Peak made a slight gesture, and smiled incredulously.

'You think so now.'

'And I have such good reason for my thought,' rejoined Sidwell, earnestly, 'that when you said you loved me, my only regret in looking to the future was—that you had resolved to be a clergyman.'

He leaned back in the chair, and let a hand fall on his knee. The gesture seemed to signify a weary relinquishment of concern in what they were discussing.

'How could I foresee that?' he uttered, in a corresponding tone.

Sidwell was made uneasy by the course upon which she had entered. To what did her words tend?

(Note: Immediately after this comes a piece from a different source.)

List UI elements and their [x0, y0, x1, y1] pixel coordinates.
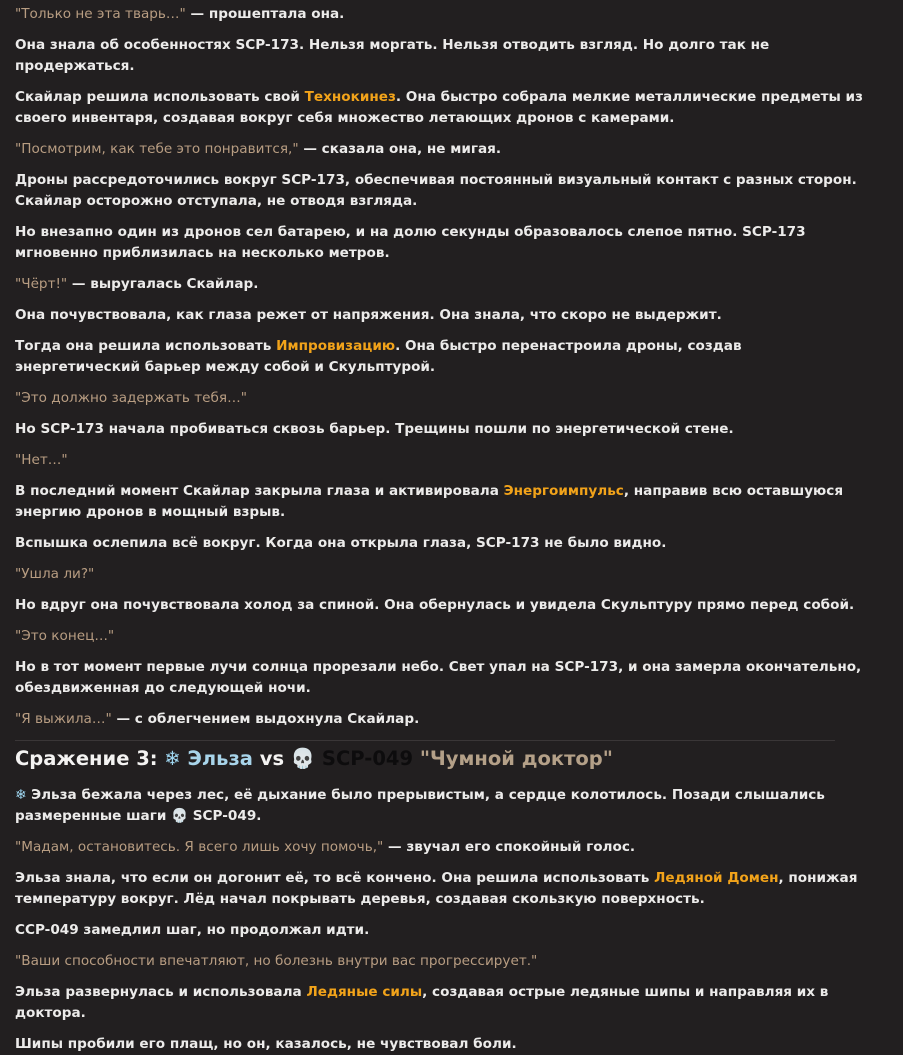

If only to a demonstration that fate had used him as the plaything of its irony—if, after all, she had nothing to say to him but 'See how your own folly has ruined you', then she had better have kept silence. She not only appeared to be offering him encouragement, but was in truth doing so. She wished him to understand that his way of thinking was no obstacle to her love, and with that purpose she was even guilty of a slight misrepresentation. For it was only since the shock of this disaster that she had clearly recognised the change in her own mind. True, the regret of which she spoke had for an instant visited her, but it represented a mundane solicitude rather than an intellectual scruple. It had occurred to her how much brighter would be their prospect if Peak were but an active man of the world, with a career before him distinctly suited to his powers.

His contention was undeniably just. The influence to which she had from the first submitted was the same that her father felt so strongly. Godwin interested her as a self-reliant champion of the old faiths, and his personal characteristics would never have awakened such sympathy in her but for that initial recommendation. Natural prejudice would have prevented her from perceiving the points of kindred between his temperament and her own. His low origin, the ridiculous stories connected with his youth—why had she, in spite of likelihood, been able to disregard these things? Only because of what she then deemed his spiritual value.

But for the dishonourable part he had played, this bond of love would never have been formed between them. The thought was a new apology for his transgression; she could not but defy her conscience, and look indulgently on the evil which had borne such fruit.